Several classical chemotherapy medications, as well as newer ones that target angiogenetic agents, which are associated with tumur metastases, may exhibit angiotoxicity, which, in turn increases risk of hypertension, thrombosis, heart failure, myocardiopathy and arrythmias (Cameron 2016). The prevalence of cardiovascular disease that is potentially attributable to chemotherapy is expected to rise in the future due to the increase in life expectancy of oncology patients, as well as the general population. Angiotoxicity effects are short and long term; management of these includes early recognition with prompt cardiology review and monitoring of appropriate indices that may include blood pressure, electrrocardiogramme, ultrasound and flow studies and renal function tests. Women must be informed when an increased long term or even life long cardiovasular disease risk is anticipated, so as, they seek for continuing care after oncology follow up may be completed.
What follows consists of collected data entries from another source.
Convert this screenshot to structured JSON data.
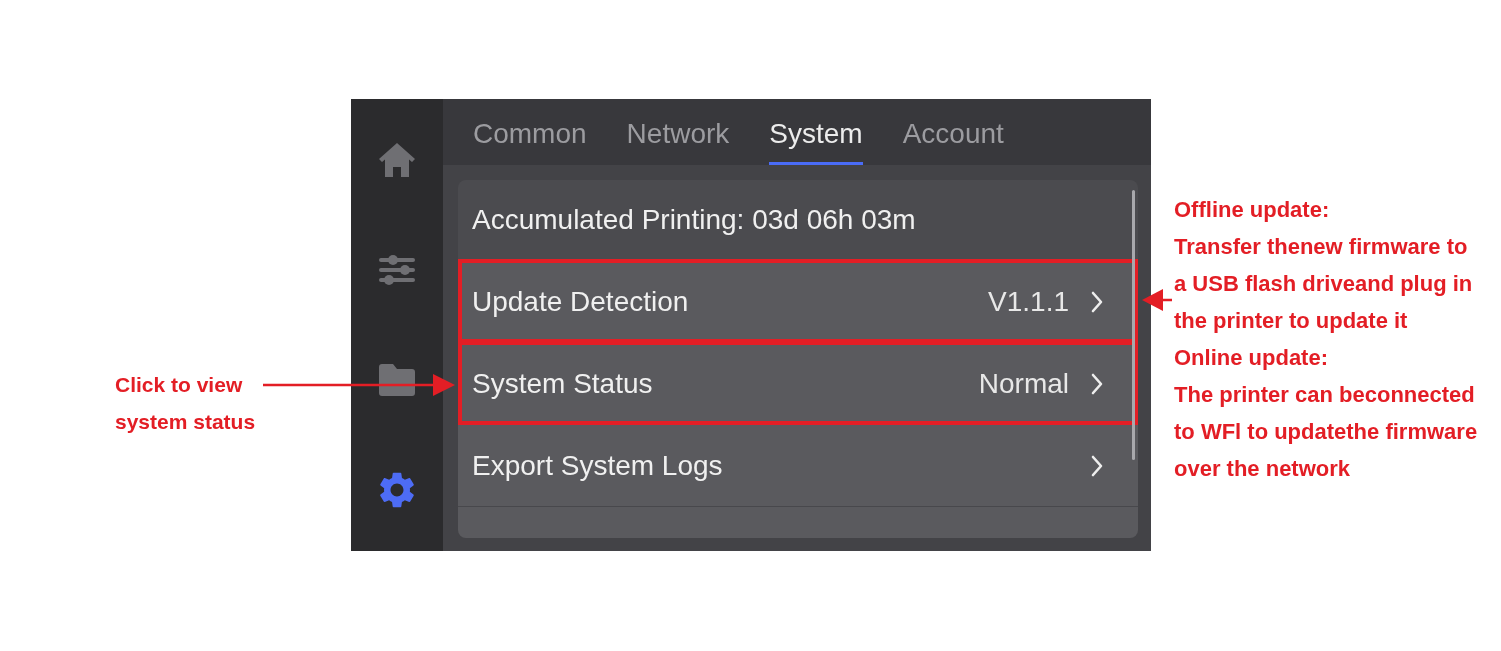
{
  "sidebar": {
    "items": [
      {
        "selected": false
      },
      {
        "selected": false
      },
      {
        "selected": false
      },
      {
        "selected": true
      }
    ]
  },
  "tabs": [
    {
      "label": "Common",
      "selected": false
    },
    {
      "label": "Network",
      "selected": false
    },
    {
      "label": "System",
      "selected": true
    },
    {
      "label": "Account",
      "selected": false
    }
  ],
  "rows": [
    {
      "kind": "info",
      "label": "Accumulated Printing: 03d 06h 03m",
      "highlighted": false
    },
    {
      "kind": "link",
      "label": "Update Detection",
      "value": "V1.1.1",
      "highlighted": true
    },
    {
      "kind": "link",
      "label": "System Status",
      "value": "Normal",
      "highlighted": true
    },
    {
      "kind": "link",
      "label": "Export System Logs",
      "highlighted": false
    },
    {
      "kind": "partial",
      "highlighted": false
    }
  ],
  "annotations": {
    "left": "Click to view system status",
    "right": [
      "Offline update:",
      "Transfer thenew firmware to a USB flash driveand plug in the printer to update it",
      "Online update:",
      "The printer can beconnected to WFl to updatethe firmware over the network"
    ]
  }
}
The effect of radiotherapy on the cardiovascular system has not been extensively researched. In vitro studies have shown that irradiation activates the vascular endothelium via an inflammatory reaction, also interferes with vitamin C and exhibits a thrombogenic capacity in total (Halle). Notably irradiation has been used for palliative coagulative treatment. Limited clinical data indicate that patients who received radiotherapy have an increased risk of thrombosis and cerebrovascular bleeding (Guy). Based on these data, those who undergo chemotherapy may also receive individualised thromboprophylaxis.